Mankell was talking about Bergman in an interview with Le Nouvel Observateur, pegged to the French release of The Troubled Man -- apparently the final Wallander novel (at last!). At one point the interviewer says to Mankell that the characters in Depths are depressive, and asks if that's a trademark of Scandinavian literature, from Strindberg to Hamsun:
If you want really melancholy literature, check out Portugal! I'm not sure melancholia is a dominant trait of Swedish or Scandinavian literature. That's a myth spread by the movies of my father-in-law, Ingmar Bergman. He often joked that it was all his fault! But there's an inherent melancholia to an Europe that's searching for itself right now.
Q: What did you talk about with Bergman?
We were very close.
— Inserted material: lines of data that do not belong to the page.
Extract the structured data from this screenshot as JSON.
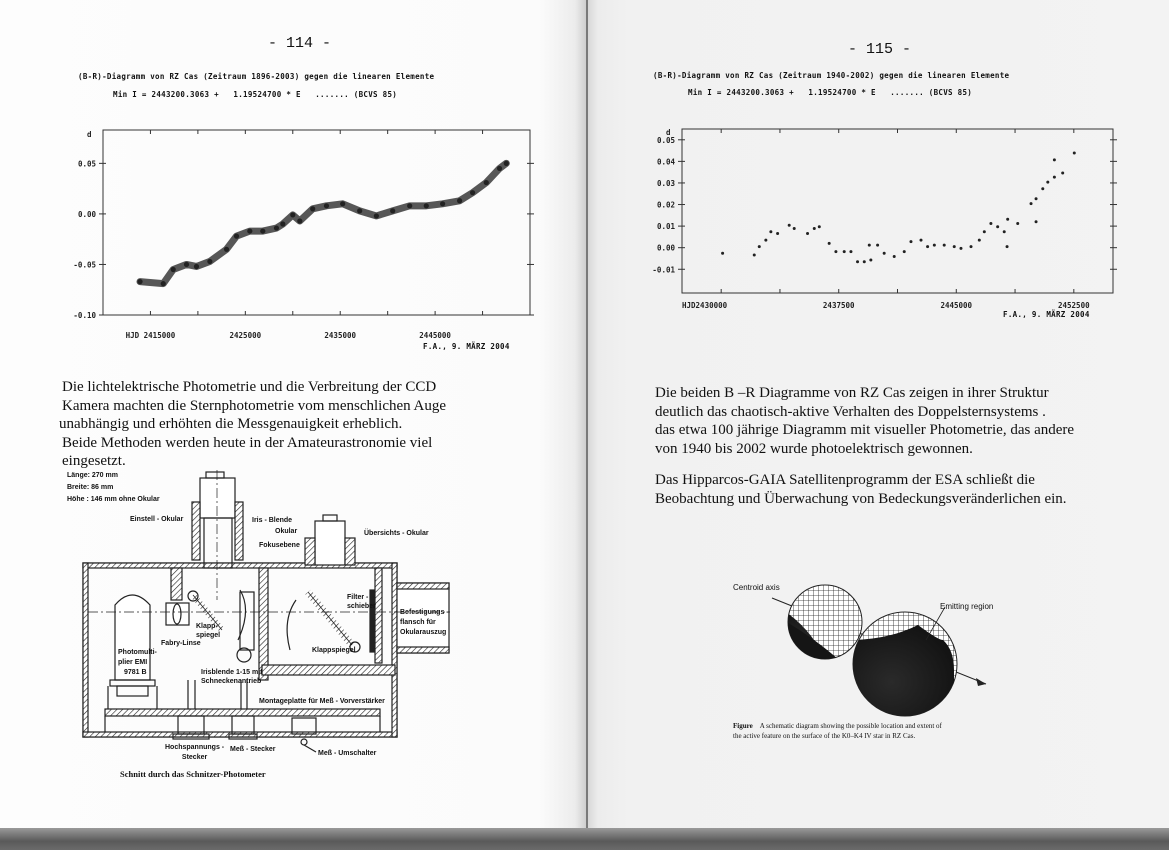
{
  "left_page": {
    "page_number": "- 114 -",
    "chart_header": {
      "line1": "(B-R)-Diagramm von RZ Cas (Zeitraum 1896-2003) gegen die linearen Elemente",
      "line2": "Min I = 2443200.3063 +   1.19524700 * E   ....... (BCVS 85)"
    },
    "chart_credit": "F.A., 9. MÄRZ 2004",
    "body_lines": [
      "Die  lichtelektrische Photometrie und die Verbreitung der CCD",
      "Kamera machten die Sternphotometrie vom menschlichen Auge",
      "unabhängig und erhöhten die Messgenauigkeit erheblich.",
      "Beide Methoden werden heute in der Amateurastronomie viel",
      "eingesetzt."
    ],
    "diagram": {
      "dimensions": [
        "Länge: 270 mm",
        "Breite:  86 mm",
        "Höhe : 146 mm ohne Okular"
      ],
      "labels": {
        "einstell_okular": "Einstell - Okular",
        "iris_blende": "Iris - Blende",
        "okular": "Okular",
        "fokusebene": "Fokusebene",
        "uebersichts_okular": "Übersichts - Okular",
        "filter_1": "Filter -",
        "filter_2": "schieber",
        "befestigung_1": "Befestigungs -",
        "befestigung_2": "flansch für",
        "befestigung_3": "Okularauszug",
        "klappspiegel_1": "Klapp-",
        "klappspiegel_2": "spiegel",
        "fabry_linse": "Fabry-Linse",
        "pm_1": "Photomulti-",
        "pm_2": "plier EMI",
        "pm_3": "9781 B",
        "irisblende_1": "Irisblende 1-15 mit",
        "irisblende_2": "Schneckenantrieb",
        "klappspiegel_right": "Klappspiegel",
        "montageplatte": "Montageplatte für Meß - Vorverstärker",
        "hochspannung_1": "Hochspannungs -",
        "hochspannung_2": "Stecker",
        "mess_stecker": "Meß - Stecker",
        "mess_umschalter": "Meß - Umschalter"
      },
      "caption": "Schnitt durch das Schnitzer-Photometer"
    }
  },
  "right_page": {
    "page_number": "- 115 -",
    "chart_header": {
      "line1": "(B-R)-Diagramm von RZ Cas (Zeitraum 1940-2002) gegen die linearen Elemente",
      "line2": "Min I = 2443200.3063 +   1.19524700 * E   ....... (BCVS 85)"
    },
    "chart_credit": "F.A., 9. MÄRZ 2004",
    "paragraph1_lines": [
      "Die beiden B –R  Diagramme von RZ Cas   zeigen in ihrer Struktur",
      "deutlich  das  chaotisch-aktive Verhalten des Doppelsternsystems .",
      "das  etwa 100 jährige Diagramm mit visueller Photometrie, das andere",
      "von 1940 bis 2002 wurde photoelektrisch gewonnen."
    ],
    "paragraph2_lines": [
      "Das Hipparcos-GAIA  Satellitenprogramm der ESA schließt die",
      "Beobachtung und Überwachung  von Bedeckungsveränderlichen ein."
    ],
    "figure": {
      "label_centroid": "Centroid axis",
      "label_emitting": "Emitting region",
      "caption_label": "Figure",
      "caption_line1": "A schematic diagram showing the possible location and extent of",
      "caption_line2": "the active feature on the surface of the K0–K4 IV star in RZ Cas."
    }
  },
  "chart_data": [
    {
      "type": "scatter",
      "title": "(B-R)-Diagramm von RZ Cas (Zeitraum 1896-2003) gegen die linearen Elemente",
      "xlabel": "HJD",
      "ylabel": "d",
      "xlim": [
        2410000,
        2455000
      ],
      "ylim": [
        -0.1,
        0.083
      ],
      "x_ticks": [
        2415000,
        2425000,
        2435000,
        2445000
      ],
      "x_tick_labels": [
        "HJD  2415000",
        "2425000",
        "2435000",
        "2445000"
      ],
      "y_ticks": [
        0.05,
        0.0,
        -0.05,
        -0.1
      ],
      "y_tick_labels": [
        "0.05",
        "0.00",
        "-0.05",
        "-0.10"
      ],
      "grid": false,
      "points": [
        [
          2413900,
          -0.067
        ],
        [
          2416350,
          -0.069
        ],
        [
          2417400,
          -0.055
        ],
        [
          2418800,
          -0.05
        ],
        [
          2419850,
          -0.052
        ],
        [
          2421260,
          -0.047
        ],
        [
          2423020,
          -0.035
        ],
        [
          2424070,
          -0.022
        ],
        [
          2425470,
          -0.017
        ],
        [
          2426840,
          -0.017
        ],
        [
          2428280,
          -0.014
        ],
        [
          2428950,
          -0.01
        ],
        [
          2430000,
          -0.001
        ],
        [
          2430740,
          -0.007
        ],
        [
          2432100,
          0.005
        ],
        [
          2433550,
          0.008
        ],
        [
          2435260,
          0.01
        ],
        [
          2437050,
          0.003
        ],
        [
          2438810,
          -0.002
        ],
        [
          2440530,
          0.003
        ],
        [
          2442320,
          0.008
        ],
        [
          2444070,
          0.008
        ],
        [
          2445790,
          0.01
        ],
        [
          2447580,
          0.013
        ],
        [
          2448950,
          0.021
        ],
        [
          2450390,
          0.031
        ],
        [
          2451790,
          0.045
        ],
        [
          2452500,
          0.05
        ]
      ]
    },
    {
      "type": "scatter",
      "title": "(B-R)-Diagramm von RZ Cas (Zeitraum 1940-2002) gegen die linearen Elemente",
      "xlabel": "HJD",
      "ylabel": "d",
      "xlim": [
        2427500,
        2455000
      ],
      "ylim": [
        -0.021,
        0.055
      ],
      "x_ticks": [
        2430000,
        2437500,
        2445000,
        2452500
      ],
      "x_tick_labels": [
        "HJD2430000",
        "2437500",
        "2445000",
        "2452500"
      ],
      "y_ticks": [
        0.05,
        0.04,
        0.03,
        0.02,
        0.01,
        0.0,
        -0.01
      ],
      "y_tick_labels": [
        "0.05",
        "0.04",
        "0.03",
        "0.02",
        "0.01",
        "0.00",
        "-0.01"
      ],
      "grid": false,
      "points": [
        [
          2430090,
          -0.0026
        ],
        [
          2432110,
          -0.0034
        ],
        [
          2432430,
          0.0005
        ],
        [
          2432850,
          0.0035
        ],
        [
          2433170,
          0.0074
        ],
        [
          2433600,
          0.0066
        ],
        [
          2434340,
          0.0104
        ],
        [
          2434660,
          0.0089
        ],
        [
          2435510,
          0.0066
        ],
        [
          2435940,
          0.0089
        ],
        [
          2436260,
          0.0097
        ],
        [
          2436890,
          0.002
        ],
        [
          2437320,
          -0.0018
        ],
        [
          2437850,
          -0.0018
        ],
        [
          2438280,
          -0.0018
        ],
        [
          2438700,
          -0.0065
        ],
        [
          2439130,
          -0.0065
        ],
        [
          2439550,
          -0.0057
        ],
        [
          2439450,
          0.0012
        ],
        [
          2439980,
          0.0012
        ],
        [
          2440400,
          -0.0026
        ],
        [
          2441040,
          -0.0041
        ],
        [
          2441680,
          -0.0018
        ],
        [
          2442110,
          0.0028
        ],
        [
          2442750,
          0.0035
        ],
        [
          2443170,
          0.0005
        ],
        [
          2443600,
          0.0012
        ],
        [
          2444230,
          0.0012
        ],
        [
          2444870,
          0.0005
        ],
        [
          2445300,
          -0.0003
        ],
        [
          2445940,
          0.0005
        ],
        [
          2446470,
          0.0035
        ],
        [
          2446790,
          0.0074
        ],
        [
          2447210,
          0.0112
        ],
        [
          2447640,
          0.0097
        ],
        [
          2448060,
          0.0074
        ],
        [
          2448240,
          0.0005
        ],
        [
          2448280,
          0.0132
        ],
        [
          2448920,
          0.0112
        ],
        [
          2449770,
          0.0204
        ],
        [
          2450090,
          0.0227
        ],
        [
          2450090,
          0.012
        ],
        [
          2450520,
          0.0273
        ],
        [
          2450840,
          0.0304
        ],
        [
          2451260,
          0.0327
        ],
        [
          2451260,
          0.0407
        ],
        [
          2451790,
          0.0346
        ],
        [
          2452530,
          0.0439
        ]
      ]
    }
  ]
}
The last few years, I was one of the last people he stayed in touch with. We chatted a lot, mostly about music. You can talk about music in a thousand different ways. And he had his own little cinema. We watched about 150 movies together: silent classics as well as recent films. It was always thrilling to hear his comments. He was the first one to read my plays. I miss him a lot.
Q: Can you name a specific memory?
He was very happy that I joined him in loving Hour of the Wolf, one of his most underrated, most misunderstood movies. I think I represented the brother he never had. The last time I saw him was a few days before his death. I knew he was dying. And in fact he died at the hour of the wolf, between 4 and 5am -- allegedly the time when people are born or die.
2 comments:
Curious if you have an opinion on the PBS/BBC/Branagh "Wallander" adaptation. In particular, the effect of the English-speaking Sweden.
I've tried to watch a couple of episodes and lost interest halfway through. It's not so much the English-speaking Sweden (though that was weird enough) as the particular Wallander pace, which works better for me in a novel than on TV.